Graeme Virtue 

James review – a decadent banquet of guitar-pop glories

Fronted by a prowling, prancing Tim Booth, James conjure mass singalongs and communal spirit
  
  

Tim Booth of James performing at the Glasgow SSE Hydro.
Everything he is does is dramatic … Tim Booth of James at the Glasgow SSE Hydro. Photograph: Katherine Anne Rose/The Observer

Midway through a nearly two-hour set, James singer Tim Booth reveals that the narrow gangway he has been prowling and prancing along was originally supposed to be situated much further into the crowd. Apparently, health and safety intervened. “They were worried you might devour me,” he declares. “But sometimes I don’t mind being devoured.”

With eight band members on stage and a back catalogue of 15 albums – including this year’s strident Living in Extraordinary Times – there is currently more James to feast on than ever, and in this case bigger is demonstrably better. The canny decision to team up with fellow indie veterans the Charlatans for a brief UK tour of jumbo-sized venues nudges the night into mini-festival territory, for a seasoned congregation equal parts rowdy and rapt.

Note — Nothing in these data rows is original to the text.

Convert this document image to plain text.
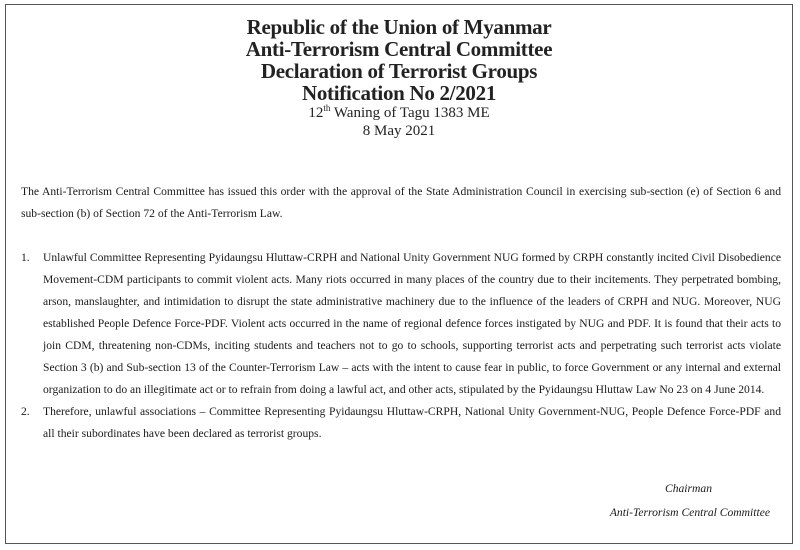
Republic of the Union of Myanmar
Anti-Terrorism Central Committee
Declaration of Terrorist Groups
Notification No 2/2021
12th Waning of Tagu 1383 ME
8 May 2021
The Anti-Terrorism Central Committee has issued this order with the approval of the State Administration Council in exercising sub-section (e) of Section 6 and sub-section (b) of Section 72 of the Anti-Terrorism Law.
1. Unlawful Committee Representing Pyidaungsu Hluttaw-CRPH and National Unity Government NUG formed by CRPH constantly incited Civil Disobedience Movement-CDM participants to commit violent acts. Many riots occurred in many places of the country due to their incitements. They perpetrated bombing, arson, manslaughter, and intimidation to disrupt the state administrative machinery due to the influence of the leaders of CRPH and NUG. Moreover, NUG established People Defence Force-PDF. Violent acts occurred in the name of regional defence forces instigated by NUG and PDF. It is found that their acts to join CDM, threatening non-CDMs, inciting students and teachers not to go to schools, supporting terrorist acts and perpetrating such terrorist acts violate Section 3 (b) and Sub-section 13 of the Counter-Terrorism Law – acts with the intent to cause fear in public, to force Government or any internal and external organization to do an illegitimate act or to refrain from doing a lawful act, and other acts, stipulated by the Pyidaungsu Hluttaw Law No 23 on 4 June 2014.
2. Therefore, unlawful associations – Committee Representing Pyidaungsu Hluttaw-CRPH, National Unity Government-NUG, People Defence Force-PDF and all their subordinates have been declared as terrorist groups.
Chairman
Anti-Terrorism Central Committee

It is Booth’s swooping, decadent voice that helps sell the abundance of new tracks. Anything he does is inherently dramatic, so it is little wonder the 58-year-old is a sometime actor. With his shaven head and live-wire charisma, Booth could play anything from intense yoga instructor to terrifying Russian heavy. The audience certainly want a piece of his action: after an early runout for their shuffling 1997 hit Waltzing Along, he is pulled into the throng.

Rather than try and calm things down, they then play Sit Down, a hit in 1991 and perhaps the first James song to confirm their gift for combining grand rock gestures with emotional communion. It creates a tangible charge that echoes throughout the rest of the set. They reach even deeper into their back catalogue to pull out Stutter, a reminder of the arty, angular James of the 1980s. It is a strident mirror-dimension version of These Boots Are Made for Walkin’ that builds toward drunk-tank guitar squall.

That the material from Living in Extraordinary Times holds its own alongside such past glories is never less than impressive. They encore with new song Many Faces, a humanistic rallying cry that sparks a mass singalong with the speed of a miracle language-learning tape, before a climactic, triumphant Sometimes. Despite such a torrid, florid banquet, the crowd are left wanting more.

• At Wembley Arena, London, on 7 December. Then touring until 9 December.